I read this quote out of a Bill Harris letter and it helped me appreciate from a higher elevation how I’ve grown and continue to do so. It’s simply a good reminder.
“The great modern philosopher and developmental psychologist Ken Wilber is fond of saying that spiritual development (in fact, all development) is a matter of adopting additional perspectives. We begin life with a very limited perspective. As we develop — as we evolve spiritually — we add additional perspectives. As we add perspectives, our awareness expands. In fact, these are just two different ways of describing the same phenomenon. You might say that as we develop we increasingly perceive and experience how everything is connected and goes together — we focus more on the relationships between people, things, and events — rather than seeing and experiencing people, things, and events as separate from each other. In other words, our perspective becomes more holistic. The more we see things in terms of how they are separate, the more likely we are to be unhappy, fearful, anxious, unsuccessful, and isolated. The more we see how everything goes together and depend on everything else, the more likely we are to feel good, to feel connected to the world and other people, and to be successful. In other words, the more perspectives we are able to take... ...the better life works.”

Wednesday, October 1, 2008

The Good, The Bad, and the Grateful



I’ve been thinking a lot lately about the strange combination of good and bad. It seems that with all the changes in my life over the past years (yes I have had chill years, although I can’t remember what that’s like), there seems to be a distinct balance to the experience. And dammit it seems to be grounded in some universal truth. With the good comes the bad. Now, I know there is also a choice in perspective in this statement. I pick what’s good and I pick what I think is bad. But if there’s one true thing about such a statement, it is that time can give you the space place to view the emergence of events.

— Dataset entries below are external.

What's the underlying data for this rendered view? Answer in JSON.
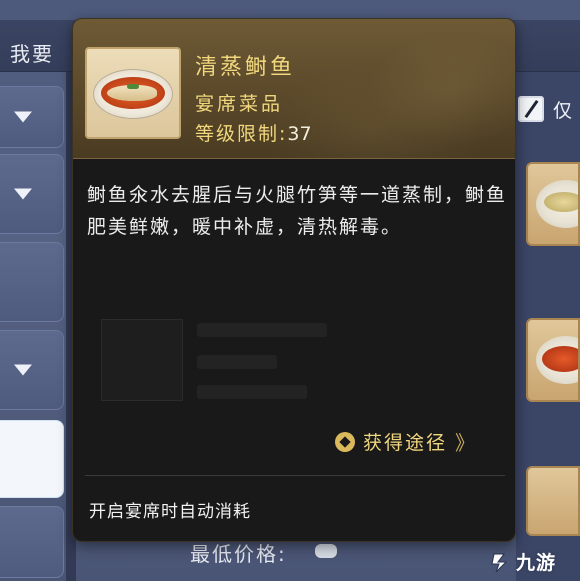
{
  "background": {
    "header_title": "我要",
    "checkbox_label": "仅",
    "bottom_peek_text": "最低价格:"
  },
  "tooltip": {
    "dish_name": "清蒸鲥鱼",
    "category": "宴席菜品",
    "level_label": "等级限制:",
    "level_value": "37",
    "description": "鲥鱼氽水去腥后与火腿竹笋等一道蒸制，鲥鱼肥美鲜嫩，暖中补虚，清热解毒。",
    "obtain_label": "获得途径",
    "obtain_arrow": "》",
    "footer_note": "开启宴席时自动消耗"
  },
  "watermark": {
    "text": "九游"
  },
  "colors": {
    "gold_text": "#f0d77d",
    "tooltip_bg": "#191919",
    "header_bg": "#5c4a2b",
    "page_bg": "#566283"
  },
  "icons": [
    "dish-image",
    "obtain-icon",
    "chevron-down-icon",
    "checkbox",
    "jiuyou-logo"
  ]
}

For example: I remember complaining about having to take meeting notes for three separate groups this winter during my internship. I tried at the beginning to feel grateful for the opportunity to learn more about these topics. But I hated having to take notes, not being able to participate, and sit there basically focusing on what was being said. I was fairly new to the dynamics of the City’s Utilities and I was sitting in groups with upper management. I didn’t know much about what was being discussed, I slowly learned, and through my diligence and attention to detail, somehow I established credibility with the members in each of these meetings. I gained an important professional ally who saw potential in me--some of his understanding of me is still a mystery. But slowly I watched in amazement as I gained respect, accolades and more responsibility. I earned a fat raise, and a month ago was given the opportunity to facilitate and coordinate the activities of two of these groups, while still participating with the other. I was offered a contract position, which allows me to continue to develop with these two projects. I was nervous at first of the idea of only have a year’s worth of security (the bad), but I realized that a year is a long time to develop and move forward. I could never have predicted when I sat in those first meetings, grumbling and feeling devalued as a simple “note-taker” that things would end up in this spot. Seeing this happen in my own life instills a greater sense of trust in how things evolve. Reserving judgment might be a good practice in those first blush moments. I also feel a little more understanding that I could be better off not knowing how the story of each novella in my life ends. I hope that next time I feel panicked about a situation and how bad it seems at the time that I can remember to stop, drop the thoughts and trust. I needn’t create additional suffering in my life by focusing on how bad it is, how bad it can get and how it will stay like that forever. If I pay attention, look and then focus on it—I can see the abundance and miracles I doubted and never thought were possible surrounding me.